Be aware that the scale of the performance is not a reliable predictor of the power it might evoke. Seeing Roger Waters and band perform the Pink Floyd back catalogue in full luxury was deeply profound to me; but Joe Dolce with an acoustic guitar in a back shed at some crappy Australian folk festival can reduce me to a puddle with a single chord.
A warning: avoid bad music, which can block you up like molasses in a straw. Here in Australia, for example, there is an endless rogues’ gallery of miserable blues and ‘roots’ bands, each replicating the same tired forms in a spirit of miserable pig-headedness. No creative spark to be seen.
I feel that such music can create magical and psychological constipation: so avoid!
In summary, then, live music provides three main doors into magical and spiritual experience (via the application of the imagination).
Firstly through the intense shared consciousness that can emerge in the synergy of audience and performers. Secondly, through the spirit channelled by the performers themselves. Thirdly, through your individual response to the performance, be it reflective (a moment of clarity) or visceral (the union of conscious and unconscious experience in dance or movement).
All of these doors are worth entering and exploring; and for all the gathered press about you, no one will even know that you are working magic into the world as the band plays on.
Some music styles are more trance inducing than others.
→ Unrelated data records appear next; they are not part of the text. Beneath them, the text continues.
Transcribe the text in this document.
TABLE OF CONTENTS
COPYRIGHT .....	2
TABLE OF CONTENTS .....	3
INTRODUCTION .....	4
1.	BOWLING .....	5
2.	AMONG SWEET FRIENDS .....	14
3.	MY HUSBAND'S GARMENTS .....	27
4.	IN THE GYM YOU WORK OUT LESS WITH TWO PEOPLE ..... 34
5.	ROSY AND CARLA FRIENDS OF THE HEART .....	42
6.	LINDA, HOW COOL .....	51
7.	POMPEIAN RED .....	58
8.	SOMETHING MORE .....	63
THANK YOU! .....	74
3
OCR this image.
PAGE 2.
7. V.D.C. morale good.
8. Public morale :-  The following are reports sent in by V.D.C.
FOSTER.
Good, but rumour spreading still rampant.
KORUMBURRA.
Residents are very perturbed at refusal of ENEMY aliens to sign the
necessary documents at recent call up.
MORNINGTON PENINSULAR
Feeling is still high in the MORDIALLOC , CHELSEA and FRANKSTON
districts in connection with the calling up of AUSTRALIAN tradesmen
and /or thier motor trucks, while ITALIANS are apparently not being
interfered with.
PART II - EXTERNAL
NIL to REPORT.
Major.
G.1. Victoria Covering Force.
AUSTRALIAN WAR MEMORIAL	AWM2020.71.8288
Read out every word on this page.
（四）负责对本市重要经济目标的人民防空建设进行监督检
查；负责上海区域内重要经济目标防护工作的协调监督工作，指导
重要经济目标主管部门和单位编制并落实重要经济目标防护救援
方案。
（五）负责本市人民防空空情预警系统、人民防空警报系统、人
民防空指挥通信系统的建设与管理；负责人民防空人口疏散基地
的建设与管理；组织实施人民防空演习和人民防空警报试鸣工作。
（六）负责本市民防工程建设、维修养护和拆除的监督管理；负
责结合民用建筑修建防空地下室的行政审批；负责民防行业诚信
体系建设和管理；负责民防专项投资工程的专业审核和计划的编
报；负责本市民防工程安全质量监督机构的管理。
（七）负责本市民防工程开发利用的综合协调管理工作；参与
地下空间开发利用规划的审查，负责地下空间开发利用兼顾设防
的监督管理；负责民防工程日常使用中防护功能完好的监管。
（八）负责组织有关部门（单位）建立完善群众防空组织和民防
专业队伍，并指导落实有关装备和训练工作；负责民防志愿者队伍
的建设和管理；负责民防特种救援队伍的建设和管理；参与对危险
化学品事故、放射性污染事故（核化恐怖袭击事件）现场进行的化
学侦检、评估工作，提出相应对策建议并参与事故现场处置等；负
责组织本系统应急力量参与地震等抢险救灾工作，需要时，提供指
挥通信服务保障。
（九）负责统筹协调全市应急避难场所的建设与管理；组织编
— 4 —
Droning notes; repetitive beats; music with slow note changes and lots of delay/flange/phaser/reverb; music in compound time signatures – all classic tools for intense trance induction. Then again, a hip hop MC in full flight and a spiralling jazz horn soloist can have the same effect.
The key seems to be something about alternating layers of repetition or stillness (recurring rhythms, droning notes, etc) layered against unfolding variations (solos, gradual chord transmutations, etc).
The means shapes the experience of course (I’m not like to get homicidal watching Tony Eardley or lovelorn watching Aeon of Horus), but the ends are very much up your own particular creativity. Oh yeah, and check out Tool, in particular their album Lateralus. They’ll pretty much take you everywhere you could possibly need to go.